Sunday, October 2, 2016

What I've Read: Upstream by Mary Oliver

Thank you to NetGalley for providing me with a copy of this book in exchange for an honest review.

There is a lot to be celebrated in iconic American poet Mary Oliver's writing. Her style combines a frenzy of details, lyrically drawn analyses, and impossibly precise revelations, creating in both poetry and prose a distinctive and vital voice in contemporary American literature.

The essays in Upstream largely cover topics ranging nature to natural evil to various American writers. While these topics are undoubtedly and respectively fascinating, the essays themselves are made all the more remarkable for the contemplative lines that are blurred between subjects. The deeply personal flourishes here, and Oliver's anecdotes underscore her numinous amazement and practical ruminations when it comes to life - not just human life, but all life.

Oliver's writing is eminently enjoyable and perfectly quotable, almost aphoristic, in a manner not unlike the Transcendentalist writers she profiles and examines. With skillfully deployed experimentation, Oliver provides a detailed, poetic taxonomy of the natural world and insight into some of America's most revered writers (as well as the act of writing itself). The essays here are luminous, nearly mystical in their emotional resonance, but also filled with shocking clarity and deep revelation. Upstream provides us with exactly what we need to hear about life, death, literature, and the natural world - even if we didn't know it yet.

What I've Read: Bread and Butter #1 by Liz Mayorga

I guess I'm still on my comic book streak! Here's the thing: I'm just starting to get acclimated to NetGalley, and did not realize that I only had until the Archive date to read a book that was approved for me. When I saw that Bread and Butter #1 was archiving soon, I jumped on it!

So, yes: thank you to NetGalley for giving me a copy of this book in exchange for an honest review.

This book was ostensibly the first issue of Bread and Butter, a comic series about a young Latina woman named Liana Caudillo living in San Francisco. Anyone who works in the creative industry while also juggling another job knows something about her struggle: finding time to balance the demands of your work while maintaining your true passion and side hustle (hello, me).

This comic is a great entry into these ideas, and displays the central tension in places like San Francisco well. In just 24 pages, Bread and Butter asks how a city maintains it soul with progress and the ills of gentrification. It also asks how we balance our passion with the demands of the day, and how we fall in love with the place we call home while maintaining a complicated relationship to how it operates, its injustices, and all its beauty.

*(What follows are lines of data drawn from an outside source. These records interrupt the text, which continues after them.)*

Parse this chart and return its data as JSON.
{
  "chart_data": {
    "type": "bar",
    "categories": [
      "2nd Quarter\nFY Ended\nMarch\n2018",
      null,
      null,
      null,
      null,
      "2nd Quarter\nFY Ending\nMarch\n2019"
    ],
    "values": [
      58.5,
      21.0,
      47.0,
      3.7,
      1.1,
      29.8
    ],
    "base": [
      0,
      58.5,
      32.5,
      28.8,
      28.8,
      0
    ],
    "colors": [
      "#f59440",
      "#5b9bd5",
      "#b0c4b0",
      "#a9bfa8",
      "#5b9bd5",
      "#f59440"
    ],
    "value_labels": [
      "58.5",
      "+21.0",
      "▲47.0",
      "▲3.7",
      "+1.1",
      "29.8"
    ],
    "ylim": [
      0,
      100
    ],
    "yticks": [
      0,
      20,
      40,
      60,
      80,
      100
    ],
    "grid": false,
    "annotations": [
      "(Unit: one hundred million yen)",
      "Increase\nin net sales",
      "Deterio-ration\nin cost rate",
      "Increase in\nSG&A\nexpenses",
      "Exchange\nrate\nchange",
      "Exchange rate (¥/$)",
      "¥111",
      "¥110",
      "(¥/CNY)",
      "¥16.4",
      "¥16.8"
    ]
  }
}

It's also a perfect example of how these dynamics play out within the service industry: the employee doing their best to perform their job well under the constrictions of low pay and high expectations, as well as the challenge of serving people who often exist in a higher socioeconomic strata than your own. Asking these questions under this lens is brilliant; an honest look at the working class and serving class is a good way to get a grounded sense of how the interplay of class and labour operates in a real way (and these viewpoints are generally under-represented in pop culture).

Bread and Butter feels confessional, and, as such, it's a beautifully insightful slice-of-life comic. The artwork is great, and I'm interested to see where the story goes from here. I did regret that it was only the first issue, because it felt like something that would be wonderful to devour in one sitting. I can't wait to see what comes next for Liana Caudillo and the Bread and Butter series.